In May of 2012 we learned that General Motors was working on a new platform for large cars that was tentatively named the "Omega" platform. The platform was to be mostly new but would share some elements with the smaller Alpha platform found in the Cadillac ATS and CTS in order to keep development costs and weight down.

At the time, we learned that the Omega platform would be used initially for two new sedans, one to replace the Cadillac XTS and the other to serve as a true flagship for the Cadillac brand.

One of these sedans, the XTS replacement, is already in the works and is expected to be launched in late 2015 or early the following year.

The second sedan, the true flagship, looks to have been put on hold.

Automotive News (subscription required), citing inside sources, reports that General Motors Company [NYSE:GM] has chosen to err on the side of caution by dropping plans for the true flagship, concluding that a $100k-plus mega sedan would likely fail to sufficiently help with brand building to justify its development cost.
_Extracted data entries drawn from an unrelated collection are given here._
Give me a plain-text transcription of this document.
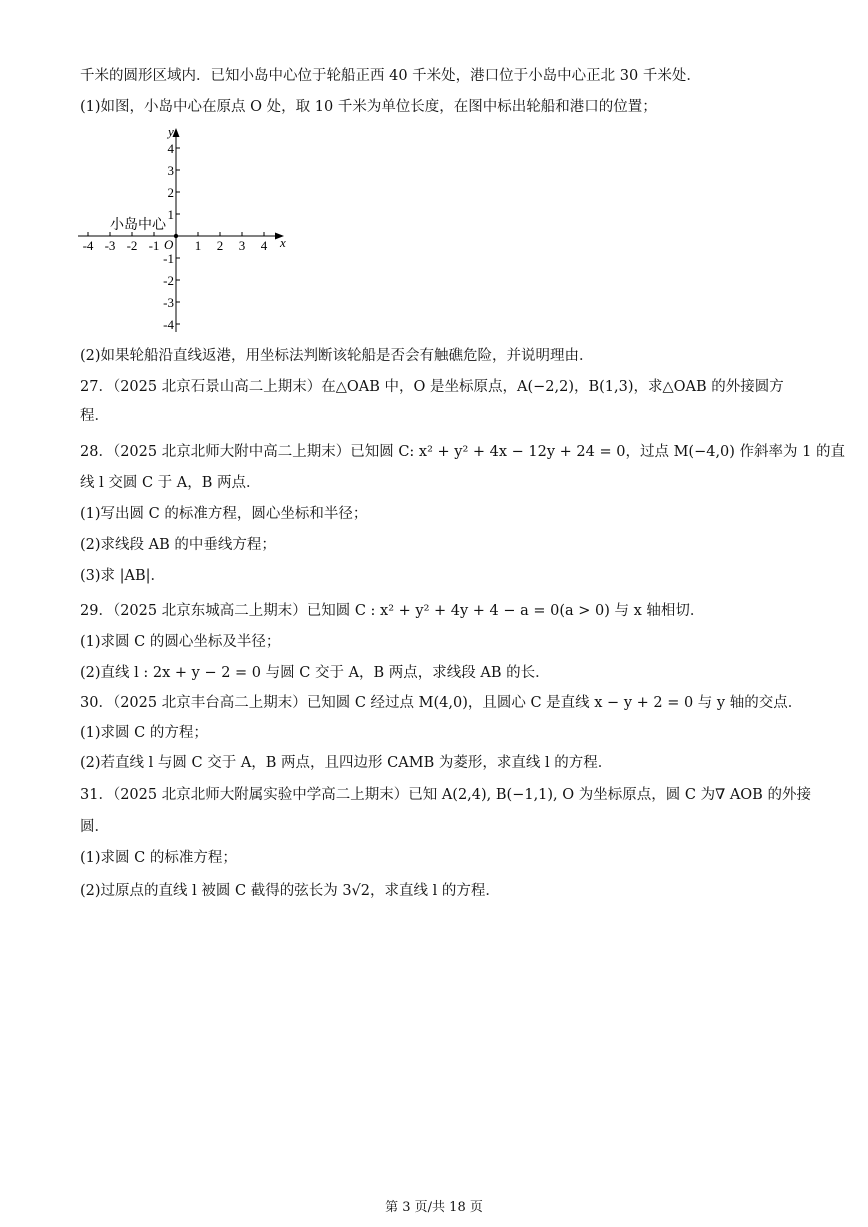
千米的圆形区域内．已知小岛中心位于轮船正西 40 千米处，港口位于小岛中心正北 30 千米处．
(1)如图，小岛中心在原点 O 处，取 10 千米为单位长度，在图中标出轮船和港口的位置；
-4 -3 -2 -1	1 2 3 4
4
3
2
1
-1
-2
-3
-4
y
x
O
小岛中心
(2)如果轮船沿直线返港，用坐标法判断该轮船是否会有触礁危险，并说明理由．
27．（2025 北京石景山高二上期末）在△OAB 中，O 是坐标原点，A(−2,2)，B(1,3)，求△OAB 的外接圆方
程．
28．（2025 北京北师大附中高二上期末）已知圆 C: x² + y² + 4x − 12y + 24 = 0，过点 M(−4,0) 作斜率为 1 的直
线 l 交圆 C 于 A，B 两点．
(1)写出圆 C 的标准方程，圆心坐标和半径；
(2)求线段 AB 的中垂线方程；
(3)求 |AB|．
29．（2025 北京东城高二上期末）已知圆 C : x² + y² + 4y + 4 − a = 0(a > 0) 与 x 轴相切．
(1)求圆 C 的圆心坐标及半径；
(2)直线 l : 2x + y − 2 = 0 与圆 C 交于 A，B 两点，求线段 AB 的长．
30．（2025 北京丰台高二上期末）已知圆 C 经过点 M(4,0)，且圆心 C 是直线 x − y + 2 = 0 与 y 轴的交点．
(1)求圆 C 的方程；
(2)若直线 l 与圆 C 交于 A，B 两点，且四边形 CAMB 为菱形，求直线 l 的方程．
31．（2025 北京北师大附属实验中学高二上期末）已知 A(2,4), B(−1,1), O 为坐标原点，圆 C 为∇ AOB 的外接
圆．
(1)求圆 C 的标准方程；
(2)过原点的直线 l 被圆 C 截得的弦长为 3√2，求直线 l 的方程．
第 3 页/共 18 页
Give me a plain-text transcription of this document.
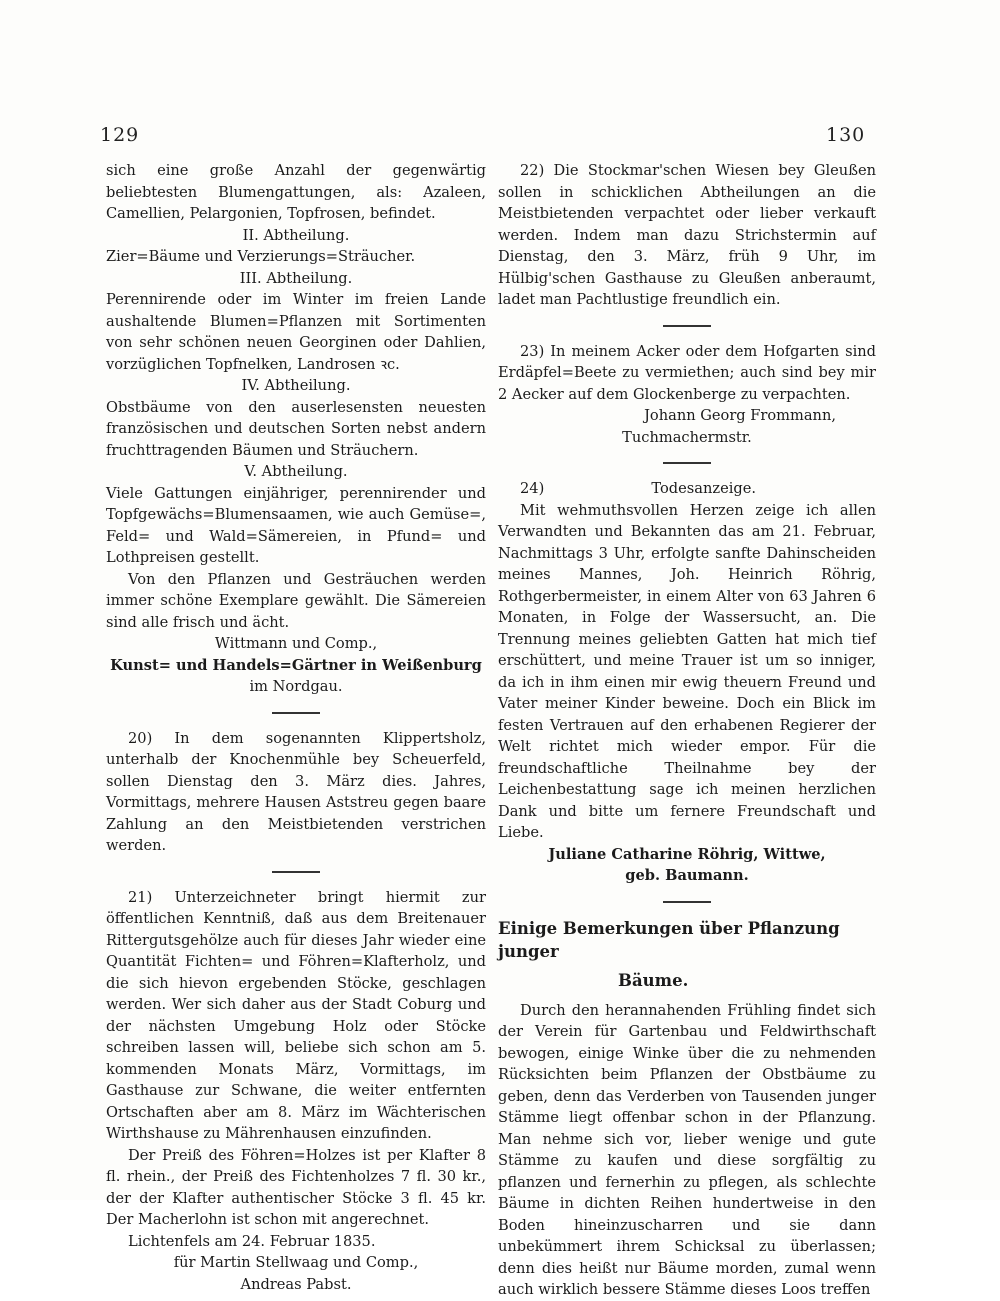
129	130

sich eine große Anzahl der gegenwärtig beliebtesten Blumengattungen, als: Azaleen, Camellien, Pelargonien, Topfrosen, befindet.

II. Abtheilung.

Zier=Bäume und Verzierungs=Sträucher.

III. Abtheilung.

Perennirende oder im Winter im freien Lande aushaltende Blumen=Pflanzen mit Sortimenten von sehr schönen neuen Georginen oder Dahlien, vorzüglichen Topfnelken, Landrosen ꝛc.

IV. Abtheilung.

Obstbäume von den auserlesensten neuesten französischen und deutschen Sorten nebst andern fruchttragenden Bäumen und Sträuchern.

V. Abtheilung.

Viele Gattungen einjähriger, perennirender und Topfgewächs=Blumensaamen, wie auch Gemüse=, Feld= und Wald=Sämereien, in Pfund= und Lothpreisen gestellt.

Von den Pflanzen und Gesträuchen werden immer schöne Exemplare gewählt. Die Sämereien sind alle frisch und ächt.

Wittmann und Comp.,

Kunst= und Handels=Gärtner in Weißenburg

im Nordgau.

20) In dem sogenannten Klippertsholz, unterhalb der Knochenmühle bey Scheuerfeld, sollen Dienstag den 3. März dies. Jahres, Vormittags, mehrere Hausen Aststreu gegen baare Zahlung an den Meistbietenden verstrichen werden.

21) Unterzeichneter bringt hiermit zur öffentlichen Kenntniß, daß aus dem Breitenauer Rittergutsgehölze auch für dieses Jahr wieder eine Quantität Fichten= und Föhren=Klafterholz, und die sich hievon ergebenden Stöcke, geschlagen werden. Wer sich daher aus der Stadt Coburg und der nächsten Umgebung Holz oder Stöcke schreiben lassen will, beliebe sich schon am 5. kommenden Monats März, Vormittags, im Gasthause zur Schwane, die weiter entfernten Ortschaften aber am 8. März im Wächterischen Wirthshause zu Mährenhausen einzufinden.

Der Preiß des Föhren=Holzes ist per Klafter 8 fl. rhein., der Preiß des Fichtenholzes 7 fl. 30 kr., der der Klafter authentischer Stöcke 3 fl. 45 kr. Der Macherlohn ist schon mit angerechnet.

Lichtenfels am 24. Februar 1835.

für Martin Stellwaag und Comp.,

Andreas Pabst.

22) Die Stockmar'schen Wiesen bey Gleußen sollen in schicklichen Abtheilungen an die Meistbietenden verpachtet oder lieber verkauft werden. Indem man dazu Strichstermin auf Dienstag, den 3. März, früh 9 Uhr, im Hülbig'schen Gasthause zu Gleußen anberaumt, ladet man Pachtlustige freundlich ein.

23) In meinem Acker oder dem Hofgarten sind Erdäpfel=Beete zu vermiethen; auch sind bey mir 2 Aecker auf dem Glockenberge zu verpachten.

Johann Georg Frommann,

Tuchmachermstr.

24)	Todesanzeige.

Mit wehmuthsvollen Herzen zeige ich allen Verwandten und Bekannten das am 21. Februar, Nachmittags 3 Uhr, erfolgte sanfte Dahinscheiden meines Mannes, Joh. Heinrich Röhrig, Rothgerbermeister, in einem Alter von 63 Jahren 6 Monaten, in Folge der Wassersucht, an. Die Trennung meines geliebten Gatten hat mich tief erschüttert, und meine Trauer ist um so inniger, da ich in ihm einen mir ewig theuern Freund und Vater meiner Kinder beweine. Doch ein Blick im festen Vertrauen auf den erhabenen Regierer der Welt richtet mich wieder empor. Für die freundschaftliche Theilnahme bey der Leichenbestattung sage ich meinen herzlichen Dank und bitte um fernere Freundschaft und Liebe.

Juliane Catharine Röhrig, Wittwe,

geb. Baumann.

Einige Bemerkungen über Pflanzung junger

Bäume.

Durch den herannahenden Frühling findet sich der Verein für Gartenbau und Feldwirthschaft bewogen, einige Winke über die zu nehmenden Rücksichten beim Pflanzen der Obstbäume zu geben, denn das Verderben von Tausenden junger Stämme liegt offenbar schon in der Pflanzung. Man nehme sich vor, lieber wenige und gute Stämme zu kaufen und diese sorgfältig zu pflanzen und fernerhin zu pflegen, als schlechte Bäume in dichten Reihen hundertweise in den Boden hineinzuscharren und sie dann unbekümmert ihrem Schicksal zu überlassen; denn dies heißt nur Bäume morden, zumal wenn auch wirklich bessere Stämme dieses Loos treffen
One of the sources also said a second high-end Cadillac sedan wasn’t enough of a departure from the XTS replacement, but alternatives were being looked. One of these could be a flagship coupe or convertible.

The XTS replacement will now serve as Cadillac’s flagship, targeting the likes of the BMW 7-Series and Mercedes-Benz S Class with distinct American styling and plenty of technology. Powerful engines and rear-wheel drive will also be hallmarks.

With the XTS proving popular with Cadillac’s traditional older buyers, as well as in the livery business, there’s a strong chance the front-wheel-drive sedan will stay for a few more years and perhaps even spawn a direct successor.

Pictured above is Cadillac’s Ciel concept of 2011, which has already influenced the styling of the brand’s latest models and was said to be a preview of the true flagship.